Wir errichteten auf der höchsten Stelle einen Steinmann und gaben ihm unsere Besuchskarten zu hüten.
Auch eine Art von Unsterblichkeit, meinte der Dichter scherzend. Freilich auf beschränkte Dauer, wie es die Unsterblichkeit an sich hat.
Beim Abstieg über den Cambrena-Gletscher ereignete sich ein Zwischenfall, der leicht uns beiden das Leben kosten konnte. Wir gingen angeseilt und mussten scharf aufmerken, weil der Schnee von der Sonnenglut erweicht war und unter unseren Füßen abrutschte. Schon hatten wir den schlimmsten Teil des Weges hinter uns, als plötzlich ein großer bunter Schmetterling, der sich, Gott weiß wie, da herauf verirrt hatte, an mir vorüberflatterte – in solcher Höhe und mit der leuchtenden Farbenpracht in all dem Weiß eine wahre Wundererscheinung. Ich starrte ihm betroffen nach, glitt aus und kam ins Abrutschen, bis ich mit dem Fuß an etwas Hartes stieß, wobei ich eine heftige Sehnenzerrung erlitt.

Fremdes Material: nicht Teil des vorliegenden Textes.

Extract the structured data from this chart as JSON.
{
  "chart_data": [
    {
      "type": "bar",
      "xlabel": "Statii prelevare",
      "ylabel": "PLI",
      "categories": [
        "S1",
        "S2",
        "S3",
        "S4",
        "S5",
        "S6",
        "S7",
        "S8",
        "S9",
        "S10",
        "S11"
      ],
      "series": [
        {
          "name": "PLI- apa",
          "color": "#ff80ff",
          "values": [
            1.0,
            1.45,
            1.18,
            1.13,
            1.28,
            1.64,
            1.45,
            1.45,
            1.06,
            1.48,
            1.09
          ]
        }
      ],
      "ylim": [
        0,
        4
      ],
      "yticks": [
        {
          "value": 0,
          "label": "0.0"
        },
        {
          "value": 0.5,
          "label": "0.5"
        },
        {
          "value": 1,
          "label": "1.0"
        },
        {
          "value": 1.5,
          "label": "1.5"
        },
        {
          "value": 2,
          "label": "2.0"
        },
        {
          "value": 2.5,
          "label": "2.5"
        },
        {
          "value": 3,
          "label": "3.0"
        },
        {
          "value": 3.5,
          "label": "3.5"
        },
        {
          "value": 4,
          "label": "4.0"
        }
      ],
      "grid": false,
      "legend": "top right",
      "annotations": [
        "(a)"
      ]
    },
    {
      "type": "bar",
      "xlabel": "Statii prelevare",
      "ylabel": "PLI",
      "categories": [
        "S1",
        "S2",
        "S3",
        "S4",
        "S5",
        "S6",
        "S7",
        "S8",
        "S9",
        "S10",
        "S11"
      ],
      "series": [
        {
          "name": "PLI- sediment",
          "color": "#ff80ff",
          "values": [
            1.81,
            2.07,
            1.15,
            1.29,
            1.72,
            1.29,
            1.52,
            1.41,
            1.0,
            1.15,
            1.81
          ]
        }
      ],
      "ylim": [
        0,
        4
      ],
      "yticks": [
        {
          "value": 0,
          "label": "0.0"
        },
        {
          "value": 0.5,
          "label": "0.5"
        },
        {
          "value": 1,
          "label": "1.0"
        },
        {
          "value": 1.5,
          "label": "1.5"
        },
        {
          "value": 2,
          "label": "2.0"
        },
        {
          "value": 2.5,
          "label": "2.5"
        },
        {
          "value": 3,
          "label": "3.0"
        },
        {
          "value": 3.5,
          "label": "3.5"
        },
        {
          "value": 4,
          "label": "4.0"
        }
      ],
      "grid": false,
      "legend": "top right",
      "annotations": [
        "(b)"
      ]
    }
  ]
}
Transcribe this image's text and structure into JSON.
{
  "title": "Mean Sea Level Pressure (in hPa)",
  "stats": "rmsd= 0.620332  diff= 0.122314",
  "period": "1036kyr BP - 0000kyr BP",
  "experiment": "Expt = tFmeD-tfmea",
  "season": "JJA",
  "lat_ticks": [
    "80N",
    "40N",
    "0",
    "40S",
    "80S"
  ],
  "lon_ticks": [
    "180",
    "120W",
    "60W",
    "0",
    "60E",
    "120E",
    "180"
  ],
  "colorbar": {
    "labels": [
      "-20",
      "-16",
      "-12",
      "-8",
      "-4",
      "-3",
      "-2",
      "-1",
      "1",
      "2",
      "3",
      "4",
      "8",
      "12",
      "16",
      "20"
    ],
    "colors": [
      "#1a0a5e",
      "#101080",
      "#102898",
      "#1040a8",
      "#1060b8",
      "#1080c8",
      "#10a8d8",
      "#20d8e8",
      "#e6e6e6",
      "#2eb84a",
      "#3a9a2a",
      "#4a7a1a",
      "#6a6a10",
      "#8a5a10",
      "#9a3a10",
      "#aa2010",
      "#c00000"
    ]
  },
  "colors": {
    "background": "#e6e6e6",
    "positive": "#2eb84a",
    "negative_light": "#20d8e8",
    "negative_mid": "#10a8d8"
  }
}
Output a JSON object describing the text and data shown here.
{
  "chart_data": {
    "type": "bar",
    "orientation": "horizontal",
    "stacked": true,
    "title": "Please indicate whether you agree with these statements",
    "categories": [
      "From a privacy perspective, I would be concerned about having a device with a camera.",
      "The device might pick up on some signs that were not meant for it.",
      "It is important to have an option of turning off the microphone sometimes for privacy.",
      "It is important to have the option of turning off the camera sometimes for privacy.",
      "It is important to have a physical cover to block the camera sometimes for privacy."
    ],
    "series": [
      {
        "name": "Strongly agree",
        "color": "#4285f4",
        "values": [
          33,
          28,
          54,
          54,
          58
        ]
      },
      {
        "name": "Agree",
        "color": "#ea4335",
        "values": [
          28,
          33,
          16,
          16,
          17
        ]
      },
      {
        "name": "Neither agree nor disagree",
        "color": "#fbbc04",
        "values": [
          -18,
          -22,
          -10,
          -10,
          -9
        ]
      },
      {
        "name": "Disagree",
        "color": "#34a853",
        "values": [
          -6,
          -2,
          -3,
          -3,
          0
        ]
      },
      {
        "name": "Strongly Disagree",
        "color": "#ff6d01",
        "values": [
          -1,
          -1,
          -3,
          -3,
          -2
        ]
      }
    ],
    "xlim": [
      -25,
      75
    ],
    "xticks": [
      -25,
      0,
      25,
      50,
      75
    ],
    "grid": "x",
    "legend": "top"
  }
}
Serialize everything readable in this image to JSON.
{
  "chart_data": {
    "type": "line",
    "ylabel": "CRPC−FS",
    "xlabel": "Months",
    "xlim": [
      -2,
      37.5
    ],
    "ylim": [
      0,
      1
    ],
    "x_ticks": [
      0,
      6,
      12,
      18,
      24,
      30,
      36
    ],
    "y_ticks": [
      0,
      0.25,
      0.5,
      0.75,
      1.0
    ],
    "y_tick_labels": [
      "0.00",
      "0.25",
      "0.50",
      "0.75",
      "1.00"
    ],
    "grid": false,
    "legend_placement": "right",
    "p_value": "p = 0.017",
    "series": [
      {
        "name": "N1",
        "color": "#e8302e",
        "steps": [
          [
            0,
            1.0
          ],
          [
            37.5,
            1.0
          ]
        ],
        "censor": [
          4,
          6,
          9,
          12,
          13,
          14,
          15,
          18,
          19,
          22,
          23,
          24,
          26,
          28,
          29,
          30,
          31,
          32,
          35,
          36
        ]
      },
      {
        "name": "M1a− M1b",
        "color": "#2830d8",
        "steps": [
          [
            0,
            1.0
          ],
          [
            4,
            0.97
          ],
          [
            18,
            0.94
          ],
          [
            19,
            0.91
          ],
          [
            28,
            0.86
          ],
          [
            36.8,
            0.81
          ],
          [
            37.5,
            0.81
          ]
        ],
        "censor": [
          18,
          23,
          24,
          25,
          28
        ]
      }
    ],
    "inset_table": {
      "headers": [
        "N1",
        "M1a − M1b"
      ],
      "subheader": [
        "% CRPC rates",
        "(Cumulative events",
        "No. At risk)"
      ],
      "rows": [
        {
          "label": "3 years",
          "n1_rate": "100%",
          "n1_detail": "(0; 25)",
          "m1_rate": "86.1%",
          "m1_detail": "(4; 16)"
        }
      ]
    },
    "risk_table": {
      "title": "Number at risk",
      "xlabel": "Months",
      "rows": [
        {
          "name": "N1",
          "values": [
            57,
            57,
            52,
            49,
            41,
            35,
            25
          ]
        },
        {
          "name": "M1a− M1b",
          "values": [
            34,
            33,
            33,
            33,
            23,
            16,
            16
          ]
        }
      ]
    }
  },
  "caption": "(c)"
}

Der jähe Ruck des Seiles riss auch den Freund, der mir folgte, ein Stück weit mit sich. Aber es gelang ihm einen Halt zu finden und das Seil um einen vorspringenden Stein zu schlingen. Dann schlug er unter mir mit Kraft den Pickel ein, dass mein gesunder Fuß eine Stütze fand, und zog mich zu einem kleinen Felsblock, der aus dem Eis ragte. Da saß ich und der Schmerz war so grausam, dass die Welt mit mir im Kreise ging. Er goss mir allen noch übrigen Kognak ein, weil ich am ganzen Körper zitterte, und umwickelte den verletzten Fuß mit einer festen Binde. Währenddessen verdunkelte sich plötzlich der Himmel, die schon schrägstehende Sonne verschwand hinter einem weißlichen Schleier, und einzelne Schneeflocken fielen. Wenn das Wehen zunahm, wurden unsere gehauenen Tritte zugedeckt, und unter dem Neuschnee konnte der Abstieg auch für den Unverletzten bedenklich werden. Ich bat ihn mich da zu lassen, allein zu gehen und aus dem Tal Hilfe zu schicken.
Die hätte schwer dich zu finden in der frühen Dunkelheit, und bis zu ihrer Ankunft hättest du Zeit zu erfrieren, sagte er.
In der Tat hatte nun auch aufs neue ein scharfer Wind eingesetzt, der den frischen Schnee zum Teil in Glatteis verwandelte, und es wurde schneidend kalt. Aber ich wollte mich lieber der Strafe meiner Unachtsamkeit aussetzen, als den Freund jetzt eben im Hochflug seiner neuen Pläne und Hoffnungen möglicherweise mit mir ins Verderben ziehen.
Das wäre eine würdige Dioskurenfreundschaft, lächelte er. Begreifst du noch immer nicht, was du in meinem Leben bedeutest? Glaub’ mir, ich weiß, wie meine Rechnung steht. Einen Freund gewinne ich mir nimmermehr und suche auch keinen, also muss ich mit dem, was ich habe, sparsam sein. Aber Feinde hoffe ich noch manche zu finden. Gott schenke mir deren recht viele, damit ich nicht länger brauche mein eigener Feind zu sein.
Es wehte stärker, und die wachsende Gefahr schien ihn nur heller und froher zu machen.